А что ты о ней знаешь, мрачно подумала Клер. Но с Джоэлом было так удобно, что она почувствовала, как ее настороженность постепенно исчезает. Каждое блюдо приносил крошечный официант в бесшумных шлепанцах; он недолго оставался, лишь для того, чтобы удостовериться, что блюдо им нравится, и молча исчезал. Клер заказала стандартные блюда и почувствовала себя заинтригованной, когда перед Джоэлом возникла целая шеренга красиво расставленных тарелок.

Он поднес вилку с кусочком чего-то к ее губам.

— Просто попробуй, — терпеливо сказал он.

— А как это точно называется? Он покачал головой.

— Тебе придется рискнуть.

Она рискнула и, с наслаждением проглотив предложенное лакомство, с большим уважением посмотрела на блюда перед Джоэлом. Он подвинул тарелки ближе к ней.

— Доктор познает, что риск может доставлять удовольствие, — поддразнил он Клер.

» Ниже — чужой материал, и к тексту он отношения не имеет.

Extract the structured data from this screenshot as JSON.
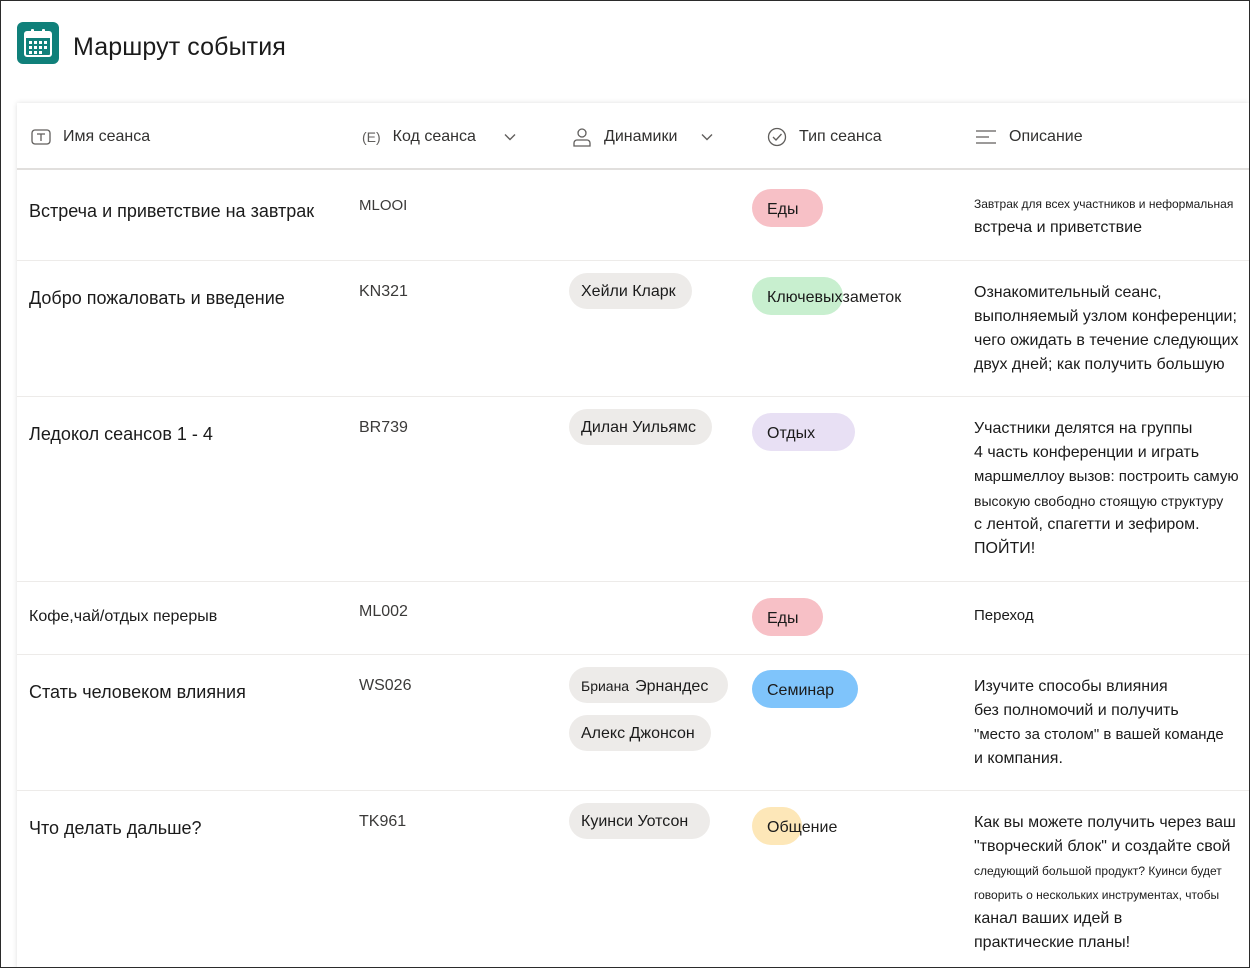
{
  "app": {
    "title": "Маршрут события",
    "icon": "calendar-icon",
    "accent": "#10807a"
  },
  "columns": [
    {
      "label": "Имя сеанса",
      "icon": "text-field-icon"
    },
    {
      "label": "Код сеанса",
      "icon_text": "(E)",
      "sortable": true
    },
    {
      "label": "Динамики",
      "icon": "person-icon",
      "sortable": true
    },
    {
      "label": "Тип сеанса",
      "icon": "check-circle-icon"
    },
    {
      "label": "Описание",
      "icon": "text-lines-icon"
    }
  ],
  "type_colors": {
    "Еды": "#f7c0c6",
    "Ключевых заметок": "#c8efcf",
    "Отдых": "#e8e0f4",
    "Семинар": "#7fc4fb",
    "Общение": "#fde7b8"
  },
  "rows": [
    {
      "name": "Встреча и приветствие на завтрак",
      "code": "MLOOI",
      "speakers": [],
      "type": "Еды",
      "type_tail": "",
      "desc": [
        "Завтрак для всех участников и неформальная",
        "встреча и приветствие"
      ]
    },
    {
      "name": "Добро пожаловать и введение",
      "code": "KN321",
      "speakers": [
        "Хейли Кларк"
      ],
      "type": "Ключевых",
      "type_tail": "заметок",
      "desc": [
        "Ознакомительный сеанс,",
        "выполняемый узлом конференции;",
        "чего ожидать в течение следующих",
        "двух дней; как получить большую"
      ]
    },
    {
      "name": "Ледокол сеансов 1 - 4",
      "code": "BR739",
      "speakers": [
        "Дилан Уильямс"
      ],
      "type": "Отдых",
      "type_tail": "",
      "desc": [
        "Участники делятся на группы",
        "4 часть конференции и играть",
        "маршмеллоу вызов: построить самую",
        "высокую свободно стоящую структуру",
        "с лентой, спагетти и зефиром.",
        "ПОЙТИ!"
      ]
    },
    {
      "name": "Кофе,чай/отдых перерыв",
      "code": "ML002",
      "speakers": [],
      "type": "Еды",
      "type_tail": "",
      "desc": [
        "Переход"
      ]
    },
    {
      "name": "Стать человеком влияния",
      "code": "WS026",
      "speakers_first_small": "Бриана",
      "speakers": [
        "Эрнандес",
        "Алекс Джонсон"
      ],
      "type": "Семинар",
      "type_tail": "",
      "desc": [
        "Изучите способы влияния",
        "без полномочий и получить",
        "\"место за столом\" в вашей команде",
        "и компания."
      ]
    },
    {
      "name": "Что делать дальше?",
      "code": "TK961",
      "speakers": [
        "Куинси Уотсон"
      ],
      "type": "Общ",
      "type_tail": "ение",
      "desc": [
        "Как вы можете получить через ваш",
        "\"творческий блок\" и создайте свой",
        "следующий большой продукт? Куинси будет",
        "говорить о нескольких инструментах, чтобы",
        "канал ваших идей в",
        "практические планы!"
      ]
    }
  ]
}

— Ну ладно, не воображай. А что это?

Он так и не сказал ей и продолжал болтать о себе до конца обеда. Ко времени чаепития, когда Клер наклонилась, чтобы разлить чай из покрытого эмалью изящного чайника, Джоэл нашел удобное положение, опершись о подушку у стены и вытянув длинные ноги под столиком.

— Кто бы мог подумать, что тебе понравится осьминог? — беззаботно изрек он.

А Клер уже не интересовало, что это она ела с таким удовольствием.

— Я съела весь твой обед, — виновато произнесла она.

— Причем с волчьим аппетитом, — опять поддразнил он.

Они вели приятную беседу, но у Клер не выходило из головы то, что он рассказал о себе.

Джоэл вырос в одном из этнических районов Чикаго. Мать бросила семью еще до того, как он пошел в школу, а отцу не очень-то хотелось работать. В десять лет он впервые устроился на работу, конечно скрыв свой возраст, в кафе, специализировавшееся на гамбургерах. Он убирал со столов и мыл посуду — этой работой он кормил себя.

Между таким началом и положением владельца двух преуспевающих ресторанов лежал большой тяжкий труд. Он не особенно распространялся об этом, но дал Клер понять, что научился сперва использовать кулаки, а потом уже голову. И она поняла, что он смог подняться только за счет своей силы воли и ярой решительности.

Клер также было нетрудно догадаться, что он одинок.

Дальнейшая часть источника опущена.